Throughput and efficiency: Virtual nursing drove measurable improvements in patient flow. Over this period, Johns Hopkins Health System saw measurable improvements in both admission readiness and discharge workflows, resulting in more timely patient movement and smoother care transitions across the health system, Saathoff reported.

“By handling admissions and discharges remotely, virtual nurses were able to complete these processes more quickly – yet still thoroughly – without the interruptions that routinely challenge bedside nurses, making these gains possible and helping to reduce average length of stay,” she said.

Quality and safety outcomes: The model contributed to meaningful improvements in patient safety and regulatory compliance, particularly in the areas of fall prevention and pressure injury reduction. Staff also observed improvements in regulatory documentation compliance, as virtual nurses consistently monitored, documented and reinforced quality practices – helping reduce variation and support bedside staff during busy shifts, she noted.
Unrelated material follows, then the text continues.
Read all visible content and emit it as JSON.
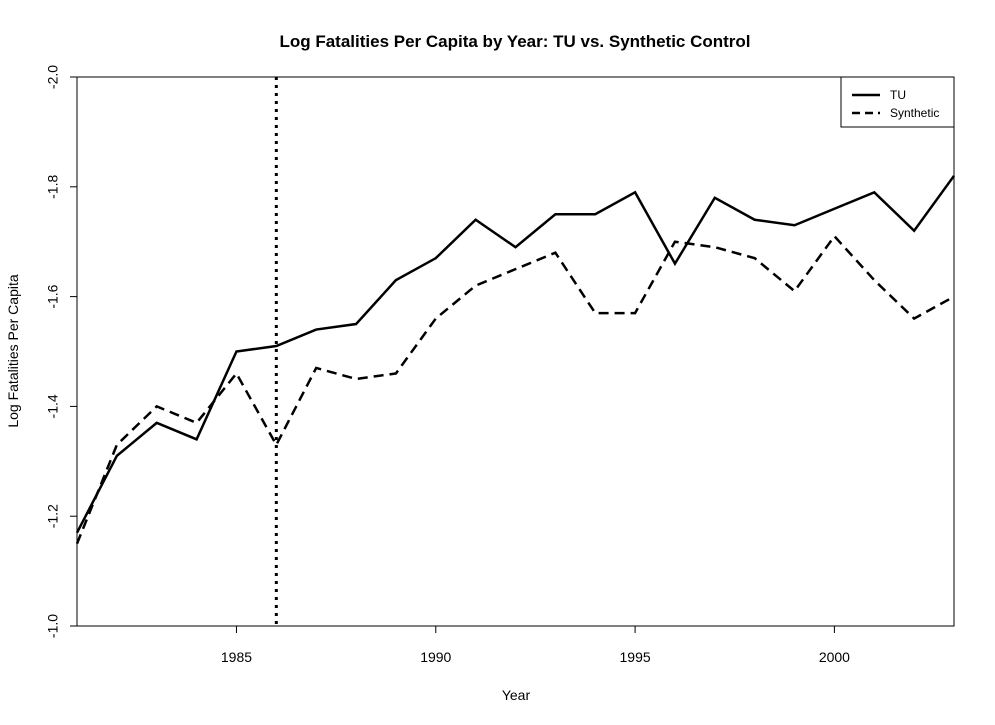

“In addition, virtual nurses routinely review care delivery to ensure quality bundle compliance and appropriate interventions are in place, while assuming administrative and documentation tasks that free bedside nurses to spend more time delivering direct, high‑quality and safety‑focused care with patients,” she added.

Patient and nurse experience: From the outset, nursing staff worked closely with their colleague Patient and Family Advisors, Patient Education and Patient Experience teams to co‑design a virtual nursing program that directly addressed patients’ needs, preferences and concerns.
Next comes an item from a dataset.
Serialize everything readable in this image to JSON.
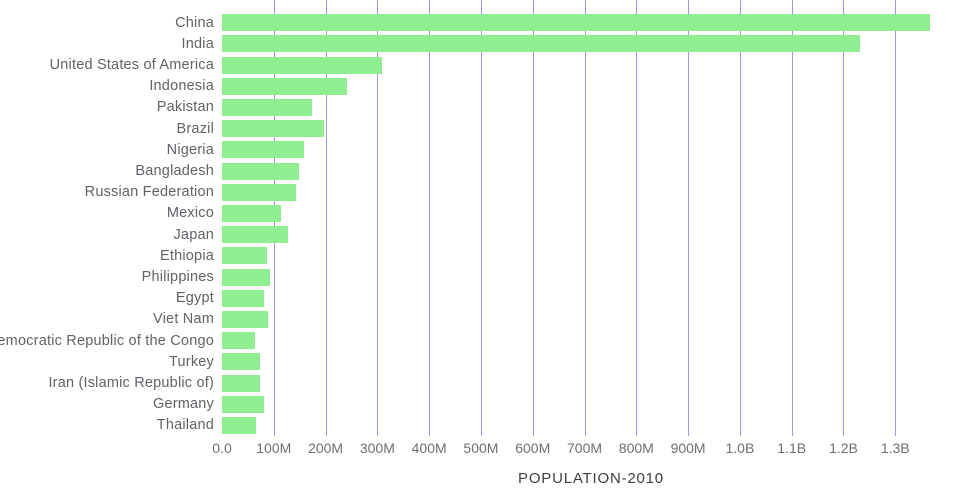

“Many nursing‑related HCAHPS domains improved following implementation, specifically in categories like likelihood to recommend, nurse communication and discharge information,” Saathoff explained. “From a workforce perspective, virtual nurses rate their shift workload and satisfaction highly.”

Financial and workforce impact: Virtual nursing promoted nursing wellness by offloading cognitively intense and administrative tasks from the bedside nurse. The initiative allowed for greater workforce stability, with decreased dependence on premium labor and improved nursing vacancy rates, she reported.

“Since go‑live, virtual nurses have saved more than 3,000 hours of bedside nurse time, supported by more than 16,000 virtual nursing sessions,” she concluded. “These results demonstrate that virtual nursing is not only a technology investment, but a workforce and care delivery strategy that delivers sustainable value.”